Create sniff to help prevent logstash_formatter_key_conflict in mediawiki logs
Open, Stalled, LowPublic

Description

Following up from T245280, it'd be useful if we could try and prevent some of these with PHPCS rules

The simplest case, is the existence of things like {host}, {type}, {ip} in logging strings points to this being wrong

From LogstashFormatter:

	/** @var array Keys which should not be used in log context */
	protected $reservedKeys = [
		// from LogstashFormatter
		'message', 'channel', 'level', 'type',
		// from WebProcessor
		'url', 'ip', 'http_method', 'server', 'referrer',
		// from WikiProcessor
		'host', 'wiki', 'reqId', 'mwversion',
		// from config magic
		'normalized_message',
	];

For example from MediaWiki-extensions-LoginNotify

		$this->log->info( 'Sending a {type} notification to {user}',
			[
				'function' => __METHOD__,
				'type' => $type,
				'user' => $user->getName(),
			]
		);

It's obvious from the string (based on the list above) that {type} is wrong, and should be easier to detect

In a case like the below (made up, but there are cases where log params are in the array, but not in the string), it's harder... But if we were looking for functions named info, debug etc

		$this->log->info( 'Sending a notification to {user}',
			[
				'function' => __METHOD__,
				'type' => $type,
				'user' => $user->getName(),
			]
		);

Based on the reserved word list, as of writing, a regex catching \{(message|channel|level|type|url|ip|http_method|server|referrer|host|wiki|reqId|mwversion|normalized_message)\} in a string would probably help

I note this isn't probably auto fixable, but should be trivially doable by a human...

Event Timeline

T242751: Update monolog/monolog to 2.1.1 or later may make this obsolete if the monolog 2 upgrade prevents this from happening...

Legoktm subscribed.

I think this is better done in phan which has better inferences on array keys, etc.

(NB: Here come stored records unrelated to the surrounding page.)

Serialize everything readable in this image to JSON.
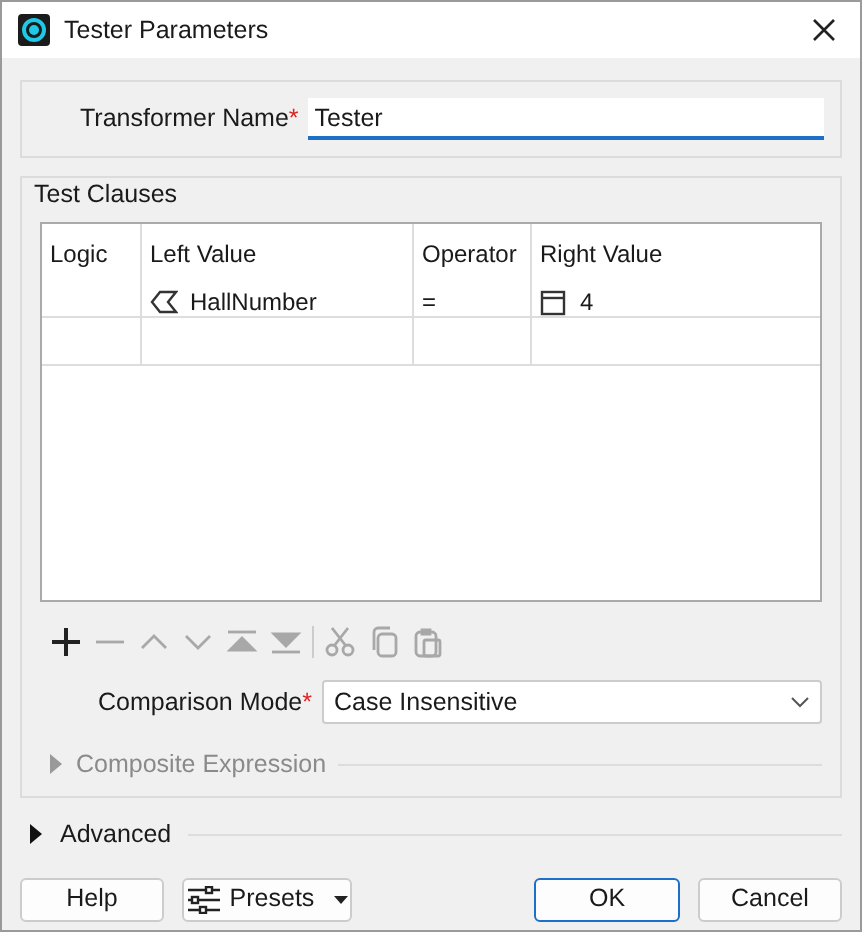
{
  "window": {
    "title": "Tester Parameters"
  },
  "transformer_name": {
    "label": "Transformer Name",
    "required_mark": "*",
    "value": "Tester"
  },
  "test_clauses": {
    "title": "Test Clauses",
    "columns": [
      "Logic",
      "Left Value",
      "Operator",
      "Right Value"
    ],
    "rows": [
      {
        "left_value": {
          "kind": "attribute",
          "text": "HallNumber"
        },
        "operator": "=",
        "right_value": {
          "kind": "constant",
          "text": "4"
        }
      }
    ],
    "toolbar": [
      {
        "kind": "add",
        "disabled": false
      },
      {
        "kind": "remove",
        "disabled": true
      },
      {
        "kind": "up",
        "disabled": true
      },
      {
        "kind": "down",
        "disabled": true
      },
      {
        "kind": "top",
        "disabled": true
      },
      {
        "kind": "bottom",
        "disabled": true
      },
      {
        "kind": "cut",
        "disabled": true
      },
      {
        "kind": "copy",
        "disabled": true
      },
      {
        "kind": "paste",
        "disabled": true
      }
    ],
    "comparison_mode": {
      "label": "Comparison Mode",
      "required_mark": "*",
      "value": "Case Insensitive"
    },
    "composite_expression": {
      "label": "Composite Expression",
      "expanded": false,
      "disabled": true
    }
  },
  "advanced": {
    "label": "Advanced",
    "expanded": false
  },
  "buttons": [
    {
      "label": "Help",
      "kind": "plain"
    },
    {
      "label": "Presets",
      "kind": "presets"
    },
    {
      "label": "OK",
      "kind": "default"
    },
    {
      "label": "Cancel",
      "kind": "plain"
    }
  ]
}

I think this is better done in phan which has better inferences on array keys, etc.

We have the usual pros and cons... Phan can certainly understand array shapes much better than PHPCS, and be much more precise. OTOH, PHPCS runs on more repos, is easier to configure, and it used to be easier to run until recent times.

If we want to do this, I'd also vote for phan.

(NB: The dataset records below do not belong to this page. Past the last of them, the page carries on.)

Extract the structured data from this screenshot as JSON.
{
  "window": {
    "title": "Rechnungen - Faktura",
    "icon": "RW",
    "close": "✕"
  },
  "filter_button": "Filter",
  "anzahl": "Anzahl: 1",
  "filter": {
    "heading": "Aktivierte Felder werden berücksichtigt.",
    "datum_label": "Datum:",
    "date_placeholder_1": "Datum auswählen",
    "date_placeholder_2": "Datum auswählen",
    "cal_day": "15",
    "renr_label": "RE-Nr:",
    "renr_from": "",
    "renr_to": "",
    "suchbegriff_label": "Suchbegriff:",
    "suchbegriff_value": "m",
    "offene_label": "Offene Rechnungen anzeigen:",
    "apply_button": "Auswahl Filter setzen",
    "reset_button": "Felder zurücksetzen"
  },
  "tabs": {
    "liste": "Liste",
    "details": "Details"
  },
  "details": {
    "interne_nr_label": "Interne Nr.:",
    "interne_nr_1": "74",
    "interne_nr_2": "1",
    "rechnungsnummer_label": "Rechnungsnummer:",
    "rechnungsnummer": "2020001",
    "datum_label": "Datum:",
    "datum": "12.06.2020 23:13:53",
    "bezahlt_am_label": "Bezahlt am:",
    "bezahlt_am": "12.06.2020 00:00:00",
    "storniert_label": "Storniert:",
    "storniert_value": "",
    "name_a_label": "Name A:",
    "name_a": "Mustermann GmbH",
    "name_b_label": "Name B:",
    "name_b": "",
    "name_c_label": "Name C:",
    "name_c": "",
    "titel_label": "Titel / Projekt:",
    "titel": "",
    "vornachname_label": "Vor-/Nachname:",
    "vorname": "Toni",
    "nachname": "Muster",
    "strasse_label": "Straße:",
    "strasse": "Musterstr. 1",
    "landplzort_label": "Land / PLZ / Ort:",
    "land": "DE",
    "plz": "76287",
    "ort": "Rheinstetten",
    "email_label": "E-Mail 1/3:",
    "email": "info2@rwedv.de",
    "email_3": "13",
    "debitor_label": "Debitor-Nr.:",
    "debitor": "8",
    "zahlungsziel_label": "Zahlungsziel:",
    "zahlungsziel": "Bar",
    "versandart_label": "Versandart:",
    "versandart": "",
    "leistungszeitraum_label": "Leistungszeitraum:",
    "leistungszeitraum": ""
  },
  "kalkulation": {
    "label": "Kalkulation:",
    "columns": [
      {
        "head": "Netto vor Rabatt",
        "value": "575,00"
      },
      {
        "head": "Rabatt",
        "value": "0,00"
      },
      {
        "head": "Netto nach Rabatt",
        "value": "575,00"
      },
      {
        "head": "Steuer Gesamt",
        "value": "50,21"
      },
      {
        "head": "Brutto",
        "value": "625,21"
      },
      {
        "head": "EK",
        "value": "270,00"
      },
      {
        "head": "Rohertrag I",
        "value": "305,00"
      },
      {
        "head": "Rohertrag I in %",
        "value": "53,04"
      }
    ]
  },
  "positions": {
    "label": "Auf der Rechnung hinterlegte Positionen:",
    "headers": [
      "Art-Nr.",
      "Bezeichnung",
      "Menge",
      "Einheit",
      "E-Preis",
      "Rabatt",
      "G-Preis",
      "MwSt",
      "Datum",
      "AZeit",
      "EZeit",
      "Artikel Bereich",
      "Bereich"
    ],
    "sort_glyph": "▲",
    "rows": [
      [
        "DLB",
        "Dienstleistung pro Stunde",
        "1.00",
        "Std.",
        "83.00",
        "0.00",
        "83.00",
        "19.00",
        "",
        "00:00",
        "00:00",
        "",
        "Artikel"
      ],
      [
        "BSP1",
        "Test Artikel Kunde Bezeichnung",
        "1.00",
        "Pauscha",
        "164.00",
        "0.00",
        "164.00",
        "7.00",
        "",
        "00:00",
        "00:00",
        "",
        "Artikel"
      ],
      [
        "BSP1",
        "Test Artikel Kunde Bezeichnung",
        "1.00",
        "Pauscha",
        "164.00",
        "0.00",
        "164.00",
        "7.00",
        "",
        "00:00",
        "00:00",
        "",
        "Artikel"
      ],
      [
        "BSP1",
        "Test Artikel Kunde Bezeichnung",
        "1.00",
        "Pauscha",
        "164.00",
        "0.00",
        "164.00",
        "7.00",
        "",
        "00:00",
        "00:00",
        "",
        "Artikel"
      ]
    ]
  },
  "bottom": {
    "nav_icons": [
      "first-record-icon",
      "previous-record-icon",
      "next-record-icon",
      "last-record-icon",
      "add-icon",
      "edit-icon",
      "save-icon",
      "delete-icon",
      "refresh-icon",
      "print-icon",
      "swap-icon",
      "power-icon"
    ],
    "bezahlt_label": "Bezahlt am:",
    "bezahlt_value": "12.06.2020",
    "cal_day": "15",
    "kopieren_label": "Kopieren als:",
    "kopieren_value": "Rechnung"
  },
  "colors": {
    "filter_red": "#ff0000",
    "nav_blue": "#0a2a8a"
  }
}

Yea, please go for Phan. A PHPCS sniff for this will most probably be tremendously complicated, and still miss many places. For example, how should PHPCS know when $this->logger actually is a LoggerInterface, and not something else? How should it check the $context array in $this->logger->info( '…', $context );?

Krinkle changed the task status from Open to Stalled.Oct 14 2021, 8:26 PM
Krinkle triaged this task as Low priority.
Krinkle subscribed.

This will likely be obsoleted by T247675. Keeping open as stalled for now to reflect that this isn't being worked on, but open as reminder in case we change course.